We hung behind the steam plant, next to the hill and his apartment. He waited for me to come by, squatting on the brick wall that held the ivy lawn back, next to the pay phone where he had called me over. As a greeting I brushed my hand discreetly along his inner thigh, disturbing the perfect curls of hair on his body, fed my fingers down, inside the crotch of his loose cotton shorts, till they swam in his humidity. For the rest of the day, I’d be conscious of him, his odor distinct and comforting under my nails.
Eric and I would watch the columns of steam being pumped out of the electrical plant. There was a mattress flung out in the nearby dried grass. We would rest on it, the material warm from the sun, and listen to the water rushing down slatted wood, a part of the process to give the city energy. We’d talk long stuff, like did we believe in God or whatever. I told him I couldn’t; it was kind of pointless. I couldn’t possibly know any of his intentions, so why worry if he knows you believe in him or not. Eric sort of hated these discussions I’d bring up; he was more interested in getting out of this hellhole he was living in, and if I would go away with him. We’d finish a lunch, large bottles of Cokes. Sometimes Eric would pull out his dick and take a piss on an old, withered oak. Sometimes I could see it splash till the last few drops fell. He’d turn to me and stuff it back in.
The street over, I had a job at Bobby’s Liquor on Fair Oaks. I lied about my age; they never checked. I took the late shift, worked minimum; it paid minimum. Eric and I spent the money going to clubs and shit. I swept floors, pinned up posters of Dos Equis women, a beer bottle in one hand, a two-fingered tequila in the other.
I’m half Mexican. My mother grew up here; she looked pretty. Her sisters would call her güera, making sure she never felt good about being so pale. They made jokes about me before I was born, wondering what I’d look like because my mother’s boyfriend was white.

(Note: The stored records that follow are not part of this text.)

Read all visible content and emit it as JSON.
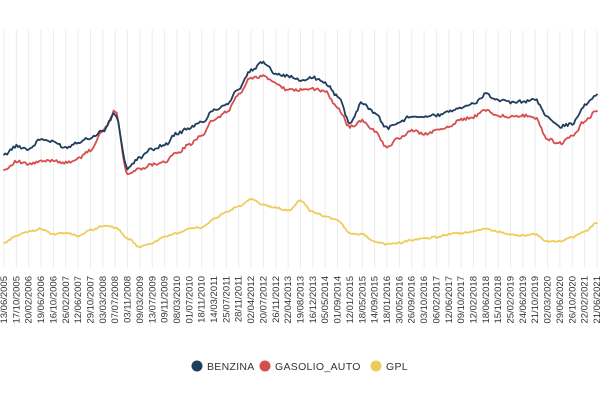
{
  "chart_data": {
    "type": "line",
    "title": "",
    "xlabel": "",
    "ylabel": "",
    "ylim": [
      0.4,
      2.1
    ],
    "grid": "vertical",
    "legend_position": "bottom-center",
    "x": [
      "13/06/2005",
      "17/10/2005",
      "20/02/2006",
      "19/06/2006",
      "16/10/2006",
      "26/02/2007",
      "12/06/2007",
      "29/10/2007",
      "03/03/2008",
      "07/07/2008",
      "03/11/2008",
      "09/03/2009",
      "13/07/2009",
      "09/11/2009",
      "08/03/2010",
      "01/07/2010",
      "18/11/2010",
      "14/03/2011",
      "25/07/2011",
      "28/11/2011",
      "02/04/2012",
      "20/07/2012",
      "26/11/2012",
      "22/04/2013",
      "19/08/2013",
      "16/12/2013",
      "05/05/2014",
      "01/09/2014",
      "12/01/2015",
      "18/05/2015",
      "14/09/2015",
      "18/01/2016",
      "30/05/2016",
      "26/09/2016",
      "03/10/2016",
      "06/02/2017",
      "12/06/2017",
      "09/10/2017",
      "12/02/2018",
      "18/06/2018",
      "15/10/2018",
      "25/02/2019",
      "24/06/2019",
      "21/10/2019",
      "02/03/2020",
      "29/06/2020",
      "26/10/2020",
      "22/02/2021",
      "21/06/2021"
    ],
    "series": [
      {
        "name": "BENZINA",
        "color": "#1f3d5c",
        "values": [
          1.21,
          1.27,
          1.25,
          1.32,
          1.3,
          1.26,
          1.3,
          1.33,
          1.38,
          1.5,
          1.11,
          1.19,
          1.25,
          1.28,
          1.36,
          1.4,
          1.44,
          1.53,
          1.57,
          1.68,
          1.81,
          1.87,
          1.79,
          1.77,
          1.74,
          1.76,
          1.72,
          1.63,
          1.44,
          1.58,
          1.51,
          1.4,
          1.44,
          1.49,
          1.48,
          1.49,
          1.52,
          1.55,
          1.57,
          1.64,
          1.6,
          1.58,
          1.59,
          1.6,
          1.48,
          1.41,
          1.43,
          1.56,
          1.64
        ]
      },
      {
        "name": "GASOLIO_AUTO",
        "color": "#d74e4e",
        "values": [
          1.1,
          1.16,
          1.14,
          1.16,
          1.17,
          1.15,
          1.18,
          1.24,
          1.38,
          1.52,
          1.07,
          1.11,
          1.14,
          1.16,
          1.22,
          1.28,
          1.35,
          1.46,
          1.51,
          1.64,
          1.76,
          1.77,
          1.72,
          1.67,
          1.67,
          1.68,
          1.66,
          1.54,
          1.41,
          1.45,
          1.38,
          1.26,
          1.33,
          1.38,
          1.36,
          1.38,
          1.41,
          1.46,
          1.48,
          1.53,
          1.49,
          1.48,
          1.49,
          1.47,
          1.32,
          1.29,
          1.34,
          1.45,
          1.52
        ]
      },
      {
        "name": "GPL",
        "color": "#efcc5a",
        "values": [
          0.58,
          0.63,
          0.66,
          0.68,
          0.64,
          0.65,
          0.63,
          0.67,
          0.7,
          0.69,
          0.61,
          0.55,
          0.58,
          0.62,
          0.65,
          0.68,
          0.69,
          0.75,
          0.8,
          0.84,
          0.89,
          0.85,
          0.83,
          0.81,
          0.88,
          0.8,
          0.77,
          0.74,
          0.65,
          0.64,
          0.59,
          0.57,
          0.58,
          0.6,
          0.61,
          0.62,
          0.64,
          0.65,
          0.66,
          0.68,
          0.66,
          0.64,
          0.63,
          0.64,
          0.59,
          0.59,
          0.62,
          0.66,
          0.72
        ]
      }
    ]
  }
}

When my mother turned thirty, I was already fourteen. I was watching a video while she argued on the phone with her older sister, saying, “You’ve got to respect me, you can’t treat me like a dog. I don’t want to hear from you again.”

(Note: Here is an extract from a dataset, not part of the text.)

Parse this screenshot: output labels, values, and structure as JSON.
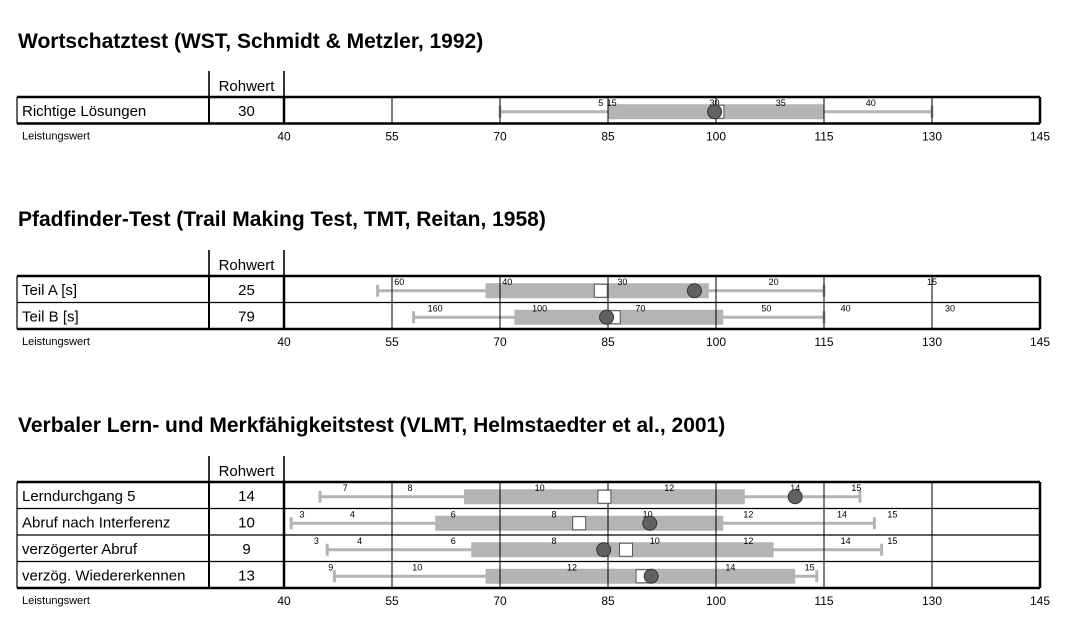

I never got on my mother’s bad side either because she could drop you like that. She always acted like I was delivering bad news to her if I mentioned anything, would grab her lungs, relieved that the problem was minuscule, unimportant. She was a good lady, though, died of cancer a few years back.
My father got into AA, best thing for him. He doesn’t like me working at Bobby’s, but fuck it, I’m not, as he says, codependent. Sometimes he waits for me parked in front of the store so I don’t have to take the bus at night. When I open the passenger door, he says, “Hi.” His breath smells of coffee; I know he’s wired.
I tell him, “Let’s go out for dinner.” We drive up the street to the Salt Shaker, let the little old ladies serve us. He orders his steak and eggs. I don’t really want to eat, but he gets lonely after his meetings, tells me I really should go with him.
The year my mother died, Eric hung out at our place. His sister didn’t want him much either; he was seventeen, could join the army or get a good job. One time, my father wanted to go after Eric’s throat. Dad worked nights, molded plastics. One morning, Eric and I were at the kitchen table, breakfast almost finished; we were half-dressed for school. Eric sat there on the dinette chair, turned away from the table, shirtless, jeans on, the fly still unbuttoned. He slipped on one white cotton sock, then the other. I sat watching him, his legs opening then closing, slowly eating my maple syrup pancakes, my eyes focused on his every move, sinews twisted, then the sudden glint of his smile my way. I was near naked, just my white jockeys when my dad stepped in. He took one look at me, one at Eric. I could feel his thoughts right where they say the soul is, a feeling that yelled, ‘Why are you taking the one thing I have left in my life?’